Home Boys
Page 17
Colin didn’t want to stare and didn’t want to look away. It was as beautiful as it was ugly. As compelling as it was impossible. He waded on through the water and out on to the bank behind her. She still hadn’t heard him. He waited until she had finished and when she stood he coughed, to warn her, but all that did was make her turn quickly, startled. Then she saw it was him and let her arms drop to her side.
‘Oh, Colin, you frightened me.’ Colin made no effort to look away. Her small breasts stared back at him, and beneath them her stomach rose gently to the line of her trousers. All Colin could think was how she looked just as she had in the dream.
‘Sorry.’
‘That’s okay.’ She picked up her shirt and pulled it over her shoulders, but she didn’t button it. She bent down and picked up the jersey, which must have still been damp from the night before. Colin watched and didn’t speak. This was a place past his imagination, and for all he knew the language here was different.
‘Did you and Dougal decide?’
‘Um, not really,’ Colin lied.
‘He wants me to go back doesn’t he?’
‘I don’t,’ Colin told her, having to look away.
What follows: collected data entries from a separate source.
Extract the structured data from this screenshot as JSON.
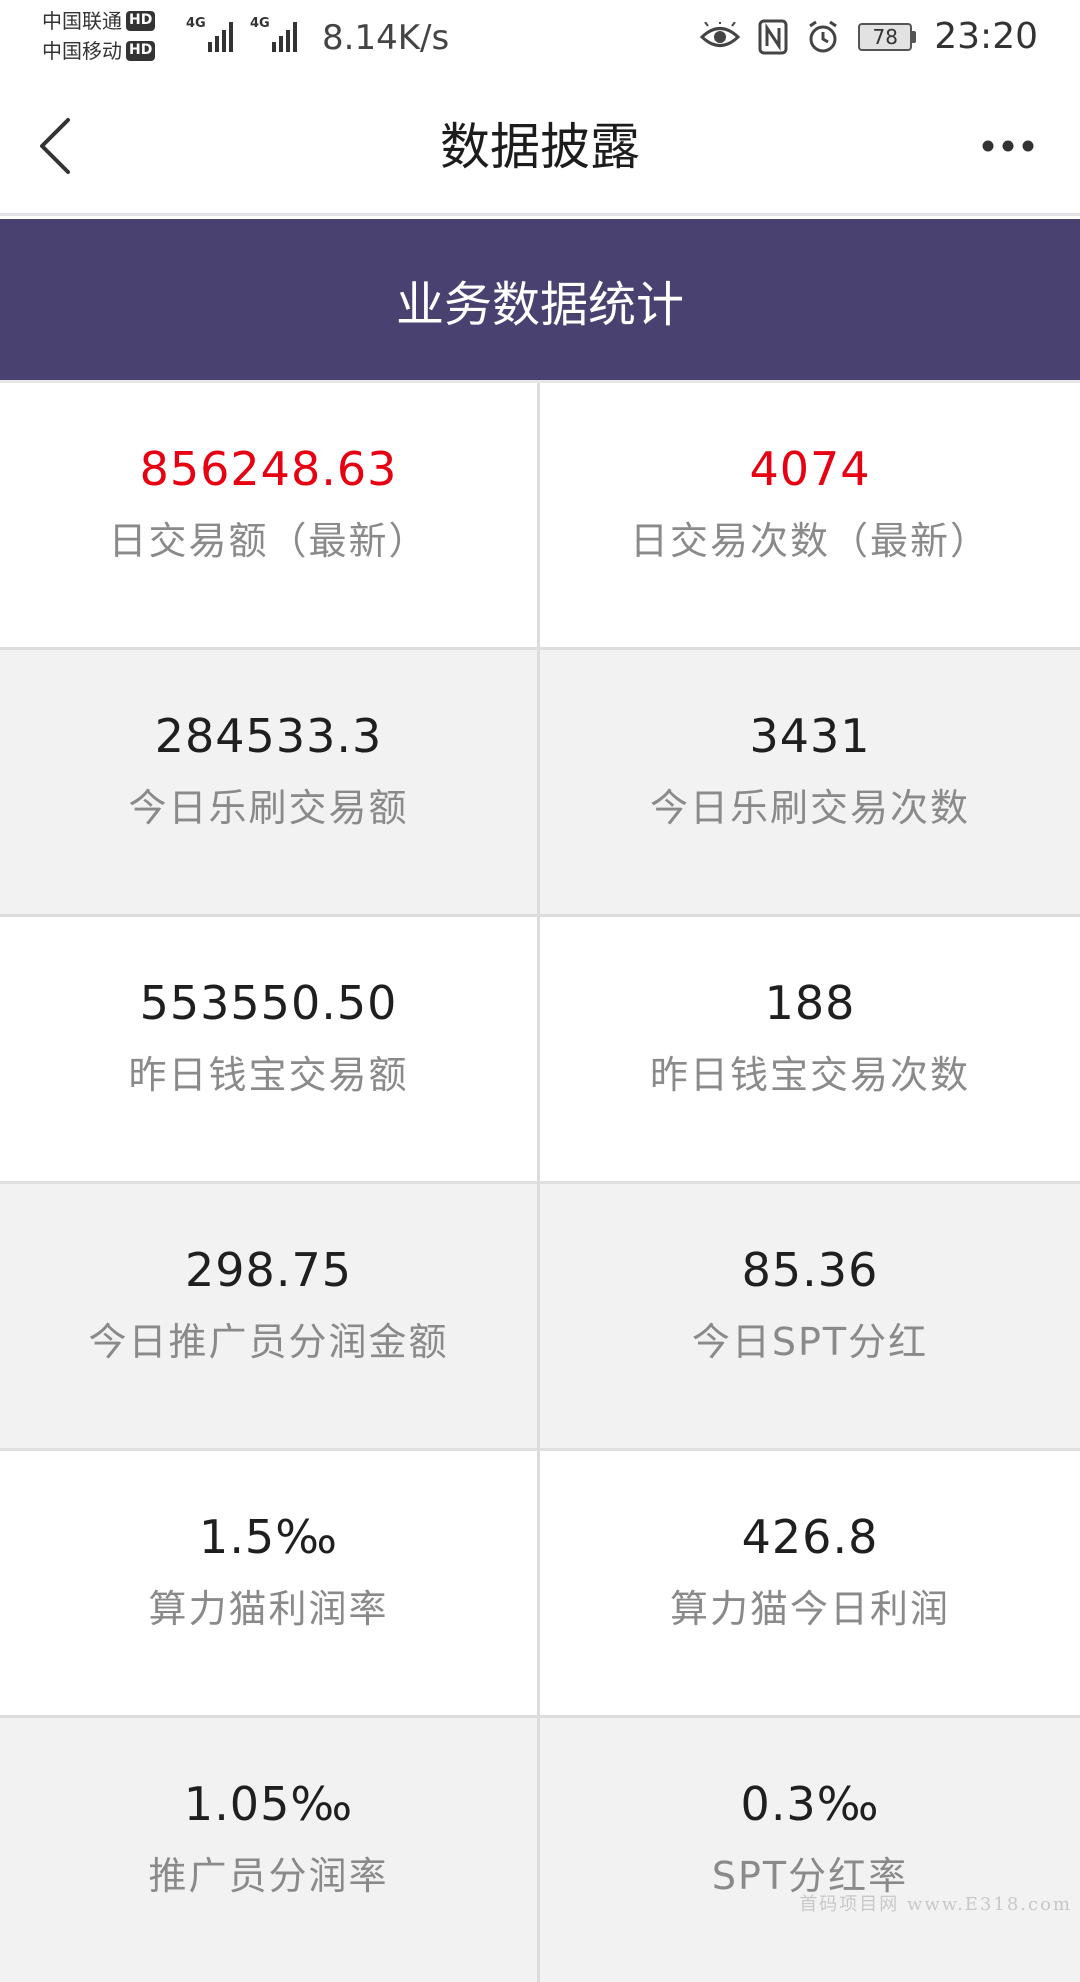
{
  "status_bar": {
    "carrier_1": "中国联通",
    "carrier_2": "中国移动",
    "hd_label": "HD",
    "network_type": "4G",
    "net_speed": "8.14K/s",
    "battery_level": "78",
    "time": "23:20",
    "icons": [
      "eye-icon",
      "nfc-icon",
      "alarm-icon",
      "battery-icon"
    ]
  },
  "header": {
    "title": "数据披露",
    "back_icon": "chevron-left-icon",
    "more_icon": "more-dots-icon"
  },
  "section": {
    "title": "业务数据统计",
    "background_color": "#494270"
  },
  "highlight_color": "#e60012",
  "stats": [
    {
      "left": {
        "value": "856248.63",
        "label": "日交易额（最新）"
      },
      "right": {
        "value": "4074",
        "label": "日交易次数（最新）"
      }
    },
    {
      "left": {
        "value": "284533.3",
        "label": "今日乐刷交易额"
      },
      "right": {
        "value": "3431",
        "label": "今日乐刷交易次数"
      }
    },
    {
      "left": {
        "value": "553550.50",
        "label": "昨日钱宝交易额"
      },
      "right": {
        "value": "188",
        "label": "昨日钱宝交易次数"
      }
    },
    {
      "left": {
        "value": "298.75",
        "label": "今日推广员分润金额"
      },
      "right": {
        "value": "85.36",
        "label": "今日SPT分红"
      }
    },
    {
      "left": {
        "value": "1.5‰",
        "label": "算力猫利润率"
      },
      "right": {
        "value": "426.8",
        "label": "算力猫今日利润"
      }
    },
    {
      "left": {
        "value": "1.05‰",
        "label": "推广员分润率"
      },
      "right": {
        "value": "0.3‰",
        "label": "SPT分红率"
      }
    }
  ],
  "watermark": "首码项目网 www.E318.com"
}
‘He’s scared of Ron isn’t he?’ Veronica said. She stepped forward and took his hand in hers, and it felt so normal Colin was almost disappointed.
‘He just doesn’t want trouble, that’s all. I don’t either.’
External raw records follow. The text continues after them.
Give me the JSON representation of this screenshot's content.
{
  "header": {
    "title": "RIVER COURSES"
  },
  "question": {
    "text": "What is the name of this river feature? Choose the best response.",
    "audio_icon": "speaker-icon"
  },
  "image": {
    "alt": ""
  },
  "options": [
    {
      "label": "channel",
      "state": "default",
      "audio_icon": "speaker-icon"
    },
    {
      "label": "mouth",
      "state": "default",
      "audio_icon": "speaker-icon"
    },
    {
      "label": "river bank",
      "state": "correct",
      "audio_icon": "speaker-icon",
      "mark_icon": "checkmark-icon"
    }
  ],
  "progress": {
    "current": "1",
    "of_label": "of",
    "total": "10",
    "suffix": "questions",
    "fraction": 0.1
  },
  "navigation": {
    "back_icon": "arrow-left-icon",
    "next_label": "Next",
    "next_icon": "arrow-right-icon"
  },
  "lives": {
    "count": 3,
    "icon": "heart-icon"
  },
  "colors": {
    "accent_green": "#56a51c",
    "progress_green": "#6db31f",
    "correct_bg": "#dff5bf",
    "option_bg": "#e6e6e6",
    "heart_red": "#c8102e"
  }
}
‘The cave’s real Colin. I know it is.’
Colin didn’t want to argue, but even then it was impossible to think of letting Dougal down.
‘You haven’t seen it.’
‘Why don’t you believe me?’
Colin swallowed hard and looked to his feet, white and numb with the cold. A bird landed on a rock between them and cocked its head, as if adding to her challenge. Yes, come on. Why don’t you believe her?
‘Dougal’s right Veronica. Ron tried to kill me.’
‘No he didn’t,’ she replied, without even a blink of doubt. ‘He was just trying to scare you.’
‘You knew?’
‘He told me.’
‘But …’
‘I’ve already told you about him. It’s just how he is. It’s why I’m here. It’s why I left.’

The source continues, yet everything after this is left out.